The famed daughter of the royal harlot,
with the red dragon claiming her home.
In all but his name, he took her throne.

They say the snow lay white no more,
they day decay has touched heaven’s door.

We sacrificed England’s frosty flower,
to the incoming serpent of the seas.
Her blood is the structure of our power,
diluted by pretence as he pleased.
Now the country bends for his alien needs.

Her soul flies with the ravens of the Tower,
stolen away with her gold and her dower.

The shining purity of the fleur-de-lis,
is violated with the slashings of red.
The hopes and ambitions of a queen to be
are burned to cinders and long dead.
She is the silent petal, it has been said.

And so the rose closes up to the sun,
for it’s sojourn to splendour is surely done

A Beggar Of Splendour

This poem features around the 14th century mistress of King Edward III of England, Alice Perrers. Adopted from a convent by Queen Philippa of Hainault at a very young age, she was taken into the court and given employment. Although having base parentage, the King clearly took a liking to her and she eventually became his favourite mistress and found considerable infamy from those who found her display of wealth to be vulgar and not befitting a woman of her birth. However, she was also a very clever woman, and this is not something that should be ignored.

With a mantle coupling gold thread upon crimson,

the beams of sunlight teased an ocean of blood.

From a long neck, sapphires flirted for all to see;

pleasure on the throat of such a lady,

so they all swore, the gemstones bred in shadow.
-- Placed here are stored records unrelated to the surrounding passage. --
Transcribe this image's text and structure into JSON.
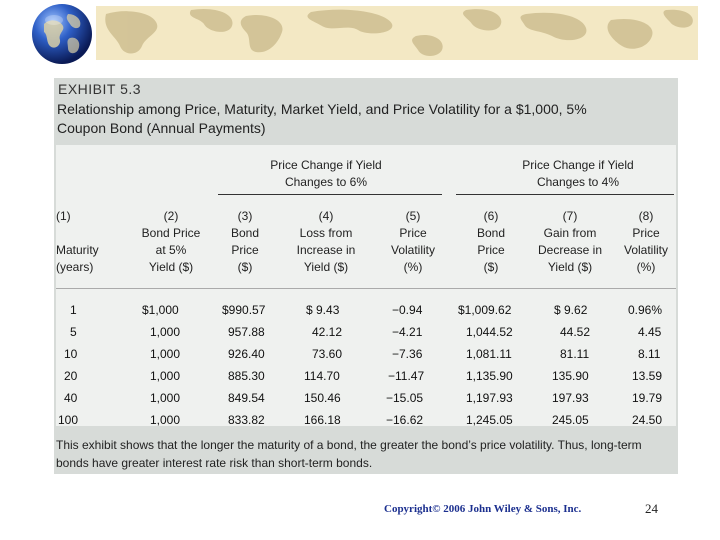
{
  "exhibit_label": "EXHIBIT 5.3",
  "title_lines": [
    "Relationship among Price, Maturity, Market Yield, and Price Volatility for a $1,000, 5%",
    "Coupon Bond (Annual Payments)"
  ],
  "group_headers": [
    [
      "Price Change if Yield",
      "Changes to 6%"
    ],
    [
      "Price Change if Yield",
      "Changes to 4%"
    ]
  ],
  "columns": [
    [
      "(1)",
      "",
      "Maturity",
      "(years)"
    ],
    [
      "(2)",
      "Bond Price",
      "at 5%",
      "Yield ($)"
    ],
    [
      "(3)",
      "Bond",
      "Price",
      "($)"
    ],
    [
      "(4)",
      "Loss from",
      "Increase in",
      "Yield ($)"
    ],
    [
      "(5)",
      "Price",
      "Volatility",
      "(%)"
    ],
    [
      "(6)",
      "Bond",
      "Price",
      "($)"
    ],
    [
      "(7)",
      "Gain from",
      "Decrease in",
      "Yield ($)"
    ],
    [
      "(8)",
      "Price",
      "Volatility",
      "(%)"
    ]
  ],
  "rows": [
    [
      "1",
      "$1,000",
      "$990.57",
      "$ 9.43",
      "−0.94",
      "$1,009.62",
      "$ 9.62",
      "0.96%"
    ],
    [
      "5",
      "1,000",
      "957.88",
      "42.12",
      "−4.21",
      "1,044.52",
      "44.52",
      "4.45"
    ],
    [
      "10",
      "1,000",
      "926.40",
      "73.60",
      "−7.36",
      "1,081.11",
      "81.11",
      "8.11"
    ],
    [
      "20",
      "1,000",
      "885.30",
      "114.70",
      "−11.47",
      "1,135.90",
      "135.90",
      "13.59"
    ],
    [
      "40",
      "1,000",
      "849.54",
      "150.46",
      "−15.05",
      "1,197.93",
      "197.93",
      "19.79"
    ],
    [
      "100",
      "1,000",
      "833.82",
      "166.18",
      "−16.62",
      "1,245.05",
      "245.05",
      "24.50"
    ]
  ],
  "note_lines": [
    "This exhibit shows that the longer the maturity of a bond, the greater the bond’s price volatility. Thus, long-term",
    "bonds have greater interest rate risk than short-term bonds."
  ],
  "footer": "Copyright© 2006 John Wiley & Sons, Inc.",
  "slide_number": "24",
  "colors": {
    "panel": "#d7dbd8",
    "table": "#eff1ef",
    "footer": "#1b2f8f",
    "map_band": "#f3e8c4"
  }
}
Deep seas encased in a circular gold casket,

screaming soundlessly echoes of familiarity;

a hand me down, as if fallen from the palace rooftop.
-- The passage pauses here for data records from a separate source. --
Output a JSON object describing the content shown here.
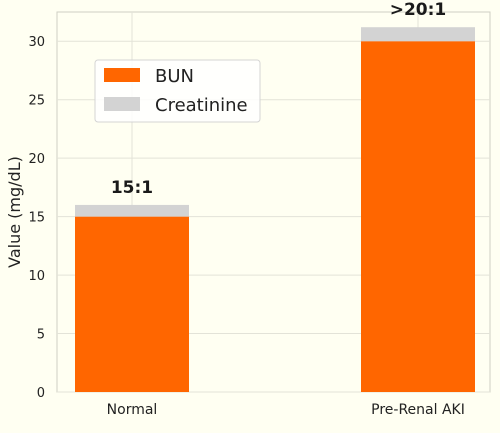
{
  "chart_data": {
    "type": "bar",
    "stacked": true,
    "title": "",
    "xlabel": "",
    "ylabel": "Value (mg/dL)",
    "ylim": [
      0,
      32.5
    ],
    "yticks": [
      0,
      5,
      10,
      15,
      20,
      25,
      30
    ],
    "grid": true,
    "legend_position": "upper-left",
    "categories": [
      "Normal",
      "Pre-Renal AKI"
    ],
    "series": [
      {
        "name": "BUN",
        "values": [
          15,
          30
        ],
        "color": "#ff6600"
      },
      {
        "name": "Creatinine",
        "values": [
          1,
          1.2
        ],
        "color": "#d3d3d3"
      }
    ],
    "annotations": [
      "15:1",
      ">20:1"
    ]
  }
}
Stripped from the spectrum of adornments,

the ornamental girl was struck a deal.

A black market solution for a consort in despair.

The spice and flame of the vigour of youth,

to be tasted once more by the lion of years.

She took her taste of hierarchical diamonds,

and together they came into the offense of Artemis.


She would soon find each stair lowering itself for her,

and so she ascended in the gloom of secrecy.

Fragile chains of jewels slept under her cuffs,

waiting for the emergence of light to reflect,

not yet mystifying with their luminosity.

Dull pearls fuelled her course of action,

inspiring a carefully controlled, whispered rhetoric.

Like a poet, she recited her pleas as performance

and clutched his beating heart, chained in gold.


When the Queen fell from the chequered chess board,

shattering her crowned head on forgotten floors.

The borrowed pawn usurps the unfilled space,

as the king drenches her in gold and ermine.